For another review, see the NY Times review from 1966.

In a side note, I am currently reading the next Pulitzer Prize winning novel, The Confessions of Nat Turner, a fictionalized account of a slave rebellion in Virginia in the 1830s. Malamud, in The Fixer has this to say about slavery: "There's something cursed, it seems to me, about a country where men have owned men as property." An interesting coincidence, I thought.

Something new: I thought I would list the words I came across with which I was not familiar. So here goes.

New Words

Meliorist: reformer. "That is how I feel, but having made that confession let me say, as you may have guessed, that I am something of a meliorist."

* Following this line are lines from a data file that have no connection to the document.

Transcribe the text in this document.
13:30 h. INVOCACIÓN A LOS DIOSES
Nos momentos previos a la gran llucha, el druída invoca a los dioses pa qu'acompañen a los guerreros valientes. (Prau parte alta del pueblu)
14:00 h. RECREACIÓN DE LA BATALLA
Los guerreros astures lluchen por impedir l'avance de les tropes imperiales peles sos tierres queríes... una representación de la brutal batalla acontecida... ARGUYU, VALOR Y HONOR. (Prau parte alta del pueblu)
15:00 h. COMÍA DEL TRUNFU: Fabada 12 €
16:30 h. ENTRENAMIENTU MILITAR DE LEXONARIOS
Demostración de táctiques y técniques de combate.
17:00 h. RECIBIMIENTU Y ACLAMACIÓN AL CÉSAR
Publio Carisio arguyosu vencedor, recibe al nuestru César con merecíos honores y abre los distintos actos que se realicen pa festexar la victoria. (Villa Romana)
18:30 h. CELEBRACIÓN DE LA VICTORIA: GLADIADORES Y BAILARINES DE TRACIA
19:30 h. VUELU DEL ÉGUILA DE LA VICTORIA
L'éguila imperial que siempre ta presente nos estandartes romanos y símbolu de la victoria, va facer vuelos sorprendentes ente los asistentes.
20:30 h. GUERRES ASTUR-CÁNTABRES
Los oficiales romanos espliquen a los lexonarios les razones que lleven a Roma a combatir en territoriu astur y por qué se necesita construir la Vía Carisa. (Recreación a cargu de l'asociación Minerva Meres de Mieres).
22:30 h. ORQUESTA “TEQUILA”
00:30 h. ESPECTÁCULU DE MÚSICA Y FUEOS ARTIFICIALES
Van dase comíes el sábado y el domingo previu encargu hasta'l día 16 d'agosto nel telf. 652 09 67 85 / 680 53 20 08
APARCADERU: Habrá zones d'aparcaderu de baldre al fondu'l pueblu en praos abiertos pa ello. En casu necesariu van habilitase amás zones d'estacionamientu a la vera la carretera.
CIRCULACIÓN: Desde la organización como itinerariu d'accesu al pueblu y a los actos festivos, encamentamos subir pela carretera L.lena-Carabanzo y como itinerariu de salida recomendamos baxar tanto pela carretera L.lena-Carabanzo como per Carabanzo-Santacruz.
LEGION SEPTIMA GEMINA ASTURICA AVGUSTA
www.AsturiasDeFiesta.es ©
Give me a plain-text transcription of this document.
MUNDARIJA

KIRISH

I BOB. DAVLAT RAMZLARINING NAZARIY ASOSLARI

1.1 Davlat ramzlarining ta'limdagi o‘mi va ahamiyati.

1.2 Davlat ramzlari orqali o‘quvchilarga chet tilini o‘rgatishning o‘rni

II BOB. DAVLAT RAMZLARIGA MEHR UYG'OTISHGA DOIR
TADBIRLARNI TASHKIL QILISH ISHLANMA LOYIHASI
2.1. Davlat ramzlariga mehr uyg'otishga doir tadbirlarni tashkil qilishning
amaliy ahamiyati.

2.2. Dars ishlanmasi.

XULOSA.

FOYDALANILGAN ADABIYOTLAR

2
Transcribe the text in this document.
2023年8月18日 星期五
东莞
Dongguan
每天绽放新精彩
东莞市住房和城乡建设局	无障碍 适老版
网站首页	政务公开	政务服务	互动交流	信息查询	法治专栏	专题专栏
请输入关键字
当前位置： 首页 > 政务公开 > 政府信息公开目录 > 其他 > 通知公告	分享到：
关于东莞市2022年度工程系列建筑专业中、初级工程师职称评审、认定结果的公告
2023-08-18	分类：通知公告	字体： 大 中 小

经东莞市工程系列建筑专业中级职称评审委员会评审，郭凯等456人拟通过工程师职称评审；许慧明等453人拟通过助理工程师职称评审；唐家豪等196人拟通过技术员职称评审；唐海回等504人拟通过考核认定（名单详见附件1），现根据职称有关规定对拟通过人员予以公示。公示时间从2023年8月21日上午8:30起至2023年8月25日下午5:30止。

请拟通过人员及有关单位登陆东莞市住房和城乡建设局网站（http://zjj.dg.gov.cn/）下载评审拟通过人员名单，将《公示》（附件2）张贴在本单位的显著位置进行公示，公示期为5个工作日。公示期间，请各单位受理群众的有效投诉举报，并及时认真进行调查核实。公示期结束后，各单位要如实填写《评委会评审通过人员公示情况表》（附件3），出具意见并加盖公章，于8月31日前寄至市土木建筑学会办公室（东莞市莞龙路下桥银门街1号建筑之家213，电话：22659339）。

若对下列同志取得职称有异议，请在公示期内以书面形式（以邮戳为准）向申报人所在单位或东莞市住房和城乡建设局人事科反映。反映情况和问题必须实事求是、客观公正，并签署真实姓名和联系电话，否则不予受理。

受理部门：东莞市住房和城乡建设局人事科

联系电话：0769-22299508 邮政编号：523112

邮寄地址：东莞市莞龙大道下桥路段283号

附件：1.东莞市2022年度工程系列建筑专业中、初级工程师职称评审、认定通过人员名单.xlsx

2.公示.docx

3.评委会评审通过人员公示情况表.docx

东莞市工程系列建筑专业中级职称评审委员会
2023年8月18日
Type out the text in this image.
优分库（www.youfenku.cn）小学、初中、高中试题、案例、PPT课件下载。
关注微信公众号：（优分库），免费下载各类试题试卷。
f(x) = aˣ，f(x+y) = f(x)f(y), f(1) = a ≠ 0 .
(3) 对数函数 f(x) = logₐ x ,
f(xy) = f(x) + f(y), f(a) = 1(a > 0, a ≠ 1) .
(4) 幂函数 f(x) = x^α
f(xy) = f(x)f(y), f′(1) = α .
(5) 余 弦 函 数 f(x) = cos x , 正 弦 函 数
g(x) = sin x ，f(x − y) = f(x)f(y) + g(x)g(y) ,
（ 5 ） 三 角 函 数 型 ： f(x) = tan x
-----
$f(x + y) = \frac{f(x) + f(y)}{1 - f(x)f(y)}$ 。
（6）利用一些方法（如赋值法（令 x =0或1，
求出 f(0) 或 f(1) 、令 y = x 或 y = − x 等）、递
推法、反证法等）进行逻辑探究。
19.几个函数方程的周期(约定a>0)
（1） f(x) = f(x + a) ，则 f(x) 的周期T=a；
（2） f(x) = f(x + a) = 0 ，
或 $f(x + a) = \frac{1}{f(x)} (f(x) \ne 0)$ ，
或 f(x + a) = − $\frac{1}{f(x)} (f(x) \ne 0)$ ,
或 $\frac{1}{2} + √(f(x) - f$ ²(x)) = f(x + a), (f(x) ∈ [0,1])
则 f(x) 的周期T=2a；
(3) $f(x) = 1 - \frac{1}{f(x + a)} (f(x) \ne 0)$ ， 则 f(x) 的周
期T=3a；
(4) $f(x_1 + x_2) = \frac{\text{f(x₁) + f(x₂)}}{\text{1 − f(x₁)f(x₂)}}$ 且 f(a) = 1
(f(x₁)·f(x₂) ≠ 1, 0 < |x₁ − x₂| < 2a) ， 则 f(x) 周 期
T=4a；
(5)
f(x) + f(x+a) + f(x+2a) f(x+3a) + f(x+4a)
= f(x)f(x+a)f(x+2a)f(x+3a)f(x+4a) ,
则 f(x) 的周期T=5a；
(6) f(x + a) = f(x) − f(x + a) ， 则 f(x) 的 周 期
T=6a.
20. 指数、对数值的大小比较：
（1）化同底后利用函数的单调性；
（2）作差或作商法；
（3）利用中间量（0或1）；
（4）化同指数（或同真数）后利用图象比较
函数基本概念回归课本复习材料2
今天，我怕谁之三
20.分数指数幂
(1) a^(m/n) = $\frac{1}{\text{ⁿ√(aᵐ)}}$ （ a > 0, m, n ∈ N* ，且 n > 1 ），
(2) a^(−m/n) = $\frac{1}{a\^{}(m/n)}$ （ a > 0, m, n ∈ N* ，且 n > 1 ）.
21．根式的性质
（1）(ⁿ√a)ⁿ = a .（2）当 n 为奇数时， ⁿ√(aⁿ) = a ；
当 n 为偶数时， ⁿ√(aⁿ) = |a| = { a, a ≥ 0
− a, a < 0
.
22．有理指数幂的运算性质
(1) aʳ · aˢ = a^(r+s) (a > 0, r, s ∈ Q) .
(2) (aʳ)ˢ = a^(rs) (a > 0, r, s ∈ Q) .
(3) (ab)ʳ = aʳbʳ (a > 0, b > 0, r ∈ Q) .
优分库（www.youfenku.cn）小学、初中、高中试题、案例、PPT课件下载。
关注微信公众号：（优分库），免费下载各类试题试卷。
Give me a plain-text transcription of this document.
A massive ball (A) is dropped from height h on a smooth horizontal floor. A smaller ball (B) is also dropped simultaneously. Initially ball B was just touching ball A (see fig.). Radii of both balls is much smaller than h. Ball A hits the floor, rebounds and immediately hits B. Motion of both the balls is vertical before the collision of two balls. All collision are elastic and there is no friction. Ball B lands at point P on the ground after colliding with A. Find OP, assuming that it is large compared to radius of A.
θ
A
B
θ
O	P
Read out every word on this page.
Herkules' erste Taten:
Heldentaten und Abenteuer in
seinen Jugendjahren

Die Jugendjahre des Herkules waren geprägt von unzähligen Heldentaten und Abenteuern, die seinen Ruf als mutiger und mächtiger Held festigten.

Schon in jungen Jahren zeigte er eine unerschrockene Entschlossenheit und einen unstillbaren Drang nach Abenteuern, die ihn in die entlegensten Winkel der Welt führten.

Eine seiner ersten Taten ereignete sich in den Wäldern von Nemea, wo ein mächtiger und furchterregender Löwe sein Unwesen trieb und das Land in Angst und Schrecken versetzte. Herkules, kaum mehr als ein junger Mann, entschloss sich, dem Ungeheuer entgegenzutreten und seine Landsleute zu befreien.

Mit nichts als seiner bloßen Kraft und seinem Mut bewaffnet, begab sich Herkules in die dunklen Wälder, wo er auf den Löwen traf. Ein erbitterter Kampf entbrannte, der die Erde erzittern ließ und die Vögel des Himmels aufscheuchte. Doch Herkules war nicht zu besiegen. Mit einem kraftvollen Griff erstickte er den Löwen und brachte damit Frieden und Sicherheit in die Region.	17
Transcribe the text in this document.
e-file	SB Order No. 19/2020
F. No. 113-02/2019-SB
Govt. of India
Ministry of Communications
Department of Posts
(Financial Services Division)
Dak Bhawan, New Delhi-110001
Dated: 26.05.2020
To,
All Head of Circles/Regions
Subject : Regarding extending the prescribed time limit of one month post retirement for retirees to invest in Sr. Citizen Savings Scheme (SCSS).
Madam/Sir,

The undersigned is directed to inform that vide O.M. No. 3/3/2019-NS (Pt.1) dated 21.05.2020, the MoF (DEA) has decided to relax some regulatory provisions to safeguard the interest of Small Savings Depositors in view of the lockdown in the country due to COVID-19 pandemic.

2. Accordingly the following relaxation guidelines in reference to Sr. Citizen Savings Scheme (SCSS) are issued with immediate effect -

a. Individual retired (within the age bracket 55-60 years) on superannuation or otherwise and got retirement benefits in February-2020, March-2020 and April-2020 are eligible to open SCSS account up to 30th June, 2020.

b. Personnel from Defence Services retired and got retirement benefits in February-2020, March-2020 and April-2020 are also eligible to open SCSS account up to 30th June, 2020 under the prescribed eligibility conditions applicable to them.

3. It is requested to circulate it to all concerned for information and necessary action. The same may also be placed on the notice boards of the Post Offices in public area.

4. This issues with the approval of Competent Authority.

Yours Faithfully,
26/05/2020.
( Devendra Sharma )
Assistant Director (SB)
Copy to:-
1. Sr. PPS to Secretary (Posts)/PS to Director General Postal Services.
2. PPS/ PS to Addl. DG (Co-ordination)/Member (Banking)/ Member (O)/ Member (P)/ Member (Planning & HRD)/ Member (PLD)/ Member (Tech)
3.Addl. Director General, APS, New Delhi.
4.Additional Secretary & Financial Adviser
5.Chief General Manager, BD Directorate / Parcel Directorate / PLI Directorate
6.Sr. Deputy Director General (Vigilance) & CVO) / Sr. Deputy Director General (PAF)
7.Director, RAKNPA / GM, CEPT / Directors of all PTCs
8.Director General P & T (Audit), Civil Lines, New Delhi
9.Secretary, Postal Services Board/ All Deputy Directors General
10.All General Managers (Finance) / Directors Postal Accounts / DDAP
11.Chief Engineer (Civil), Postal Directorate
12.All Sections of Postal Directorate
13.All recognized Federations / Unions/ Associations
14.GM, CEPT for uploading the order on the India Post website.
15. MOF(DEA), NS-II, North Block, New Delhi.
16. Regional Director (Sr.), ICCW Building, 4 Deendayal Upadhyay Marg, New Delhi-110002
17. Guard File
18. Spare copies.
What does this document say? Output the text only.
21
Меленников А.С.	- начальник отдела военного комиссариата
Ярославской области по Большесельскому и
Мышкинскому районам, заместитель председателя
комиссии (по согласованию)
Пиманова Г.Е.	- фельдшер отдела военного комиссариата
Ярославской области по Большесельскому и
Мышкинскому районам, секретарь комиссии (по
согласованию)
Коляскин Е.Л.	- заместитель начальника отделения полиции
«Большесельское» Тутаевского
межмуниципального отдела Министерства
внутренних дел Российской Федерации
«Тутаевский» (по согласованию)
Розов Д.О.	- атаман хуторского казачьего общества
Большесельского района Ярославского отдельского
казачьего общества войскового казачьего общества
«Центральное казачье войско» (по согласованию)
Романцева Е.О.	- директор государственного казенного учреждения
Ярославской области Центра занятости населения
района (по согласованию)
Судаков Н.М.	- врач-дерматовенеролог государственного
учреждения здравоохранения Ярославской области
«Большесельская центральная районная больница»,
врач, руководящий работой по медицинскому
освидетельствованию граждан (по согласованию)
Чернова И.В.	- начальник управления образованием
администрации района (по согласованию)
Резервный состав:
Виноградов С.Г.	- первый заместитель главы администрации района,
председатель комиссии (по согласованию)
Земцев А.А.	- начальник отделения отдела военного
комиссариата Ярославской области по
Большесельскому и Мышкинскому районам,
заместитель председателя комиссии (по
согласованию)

Peculating: embezzling. "He was arrested for peculating from official funds."

Shochet: a kosher animal slaughterer. "Before Yakov was permitted to leave the office, the Prosecuting Attorney, his face darkened by blood, reading from his notebook, asked the prisoner if he was related to Baal Shem Tov or Rabbi Zalman Schneur of Ladi, and whether there had ever been a shochet in his family."